C. H. MACKINTOSH (1820-1896): Alas! many profess to be converted, and seem to go on for a season; but ere long they begin to grow cold…The work was not real. They were not really brought to God.
A. W. PINK: ‘Coming to Christ’ is a far, far different thing from raising your hand to be prayed for by some Protestant ‘priest,’ coming forward and taking some cheap-jack evangelist’s hand, signing some ‘decision’ card, uniting with some ‘church,’ or any of the “many inventions” of man. Before any one can or will ‘come to Christ’ the understanding must be supernaturally changed, the stubborn will must be broken.

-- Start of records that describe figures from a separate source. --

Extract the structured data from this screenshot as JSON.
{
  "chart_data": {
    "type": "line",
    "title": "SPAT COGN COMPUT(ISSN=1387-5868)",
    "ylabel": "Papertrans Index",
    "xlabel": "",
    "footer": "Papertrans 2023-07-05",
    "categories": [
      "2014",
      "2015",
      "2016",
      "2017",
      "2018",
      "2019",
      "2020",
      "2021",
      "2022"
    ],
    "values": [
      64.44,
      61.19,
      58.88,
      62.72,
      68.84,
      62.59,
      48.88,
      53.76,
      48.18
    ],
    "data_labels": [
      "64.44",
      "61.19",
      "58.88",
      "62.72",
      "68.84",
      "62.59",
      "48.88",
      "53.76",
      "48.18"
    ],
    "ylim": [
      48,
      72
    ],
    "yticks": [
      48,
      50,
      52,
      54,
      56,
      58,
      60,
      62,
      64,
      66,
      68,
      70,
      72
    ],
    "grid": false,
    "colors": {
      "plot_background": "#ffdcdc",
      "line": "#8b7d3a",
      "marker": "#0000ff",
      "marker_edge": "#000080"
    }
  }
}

MARTYN LLOYD-JONES: Present-day preaching does not even annoy men, but leaves them precisely where they were, without a ruffle and without the slightest disturbance.

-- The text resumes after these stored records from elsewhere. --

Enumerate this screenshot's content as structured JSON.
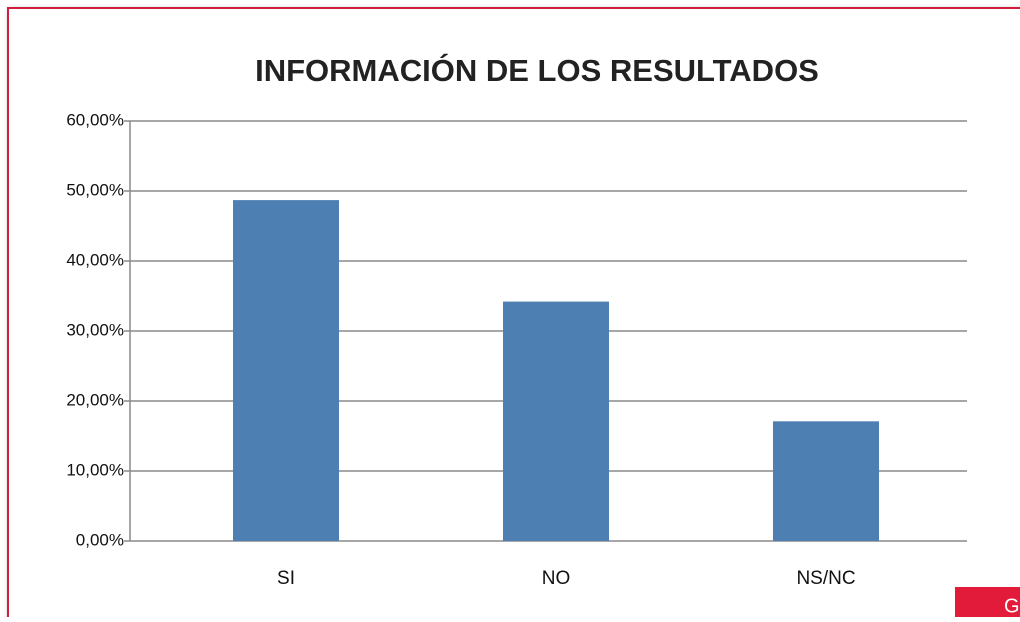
{
  "chart_data": {
    "type": "bar",
    "title": "INFORMACIÓN DE LOS RESULTADOS",
    "categories": [
      "SI",
      "NO",
      "NS/NC"
    ],
    "values": [
      48.7,
      34.2,
      17.1
    ],
    "color": "#4e7fb3",
    "ylim": [
      0,
      60
    ],
    "yticks": [
      {
        "value": 0,
        "label": "0,00%"
      },
      {
        "value": 10,
        "label": "10,00%"
      },
      {
        "value": 20,
        "label": "20,00%"
      },
      {
        "value": 30,
        "label": "30,00%"
      },
      {
        "value": 40,
        "label": "40,00%"
      },
      {
        "value": 50,
        "label": "50,00%"
      },
      {
        "value": 60,
        "label": "60,00%"
      }
    ],
    "grid": true
  },
  "tab": "G"
}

CHARLES G. FINNEY: A brother who has long laboured as an evangelist made the same remark—that for the last few years there has been little or no opposition made by impenitent sinners to revivals. Now it is not because the carnal mind is not still enmity against God, but I greatly fear it is for the want of thoroughly turning up to the light the deep foundations of this enmity in their hearts. The unutterable depravity of the human heart has not, I fear, been laid open to the very bottom as it formerly was.

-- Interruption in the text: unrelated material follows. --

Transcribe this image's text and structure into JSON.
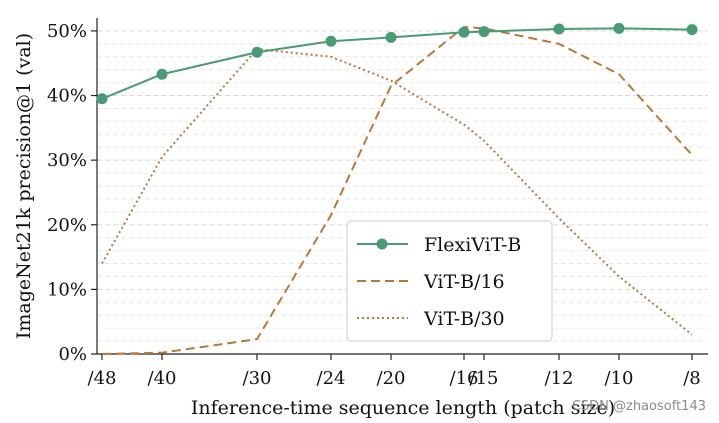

A. W. PINK: The superficial work of many of the professional evangelists of the last fifty years is largely responsible for the erroneous views now current upon the bondage of the natural man…The average evangelical pulpit conveys the impression that it lies wholly in the power of the sinner whether or not he shall be saved.
CHARLES G. FINNEY: From my own experience and observation, as well as from the word of God, I am fully convinced that the character of revivals depends very much upon the stress that is laid upon the depravity of the heart. Its pride, enmity, windings, deceitfulness, and every thing else that is hateful to God should be exposed in the light of His perfect law…[Sufficient] stress has not been laid upon the necessity of Divine influence on the hearts of Christian and sinners. I am confident that I have sometimes erred in this respect myself. In order to rouse sinners and backsliders from their self-justifying pleas and refuges, I have laid―and I doubt not others have also laid―too much stress upon the natural ability of sinners, to the neglect of showing the nature and extent of their dependence upon the grace of God and the influence of His Spirit. This has grieved the Spirit of God [and] He has withdrawn or withheld His influence.
MARY WINSLOW (1774-1854): How much it is to be regretted that Mr. Finney did not make this discovery earlier. Much mischief might have been avoided, and much more substantial good accomplished.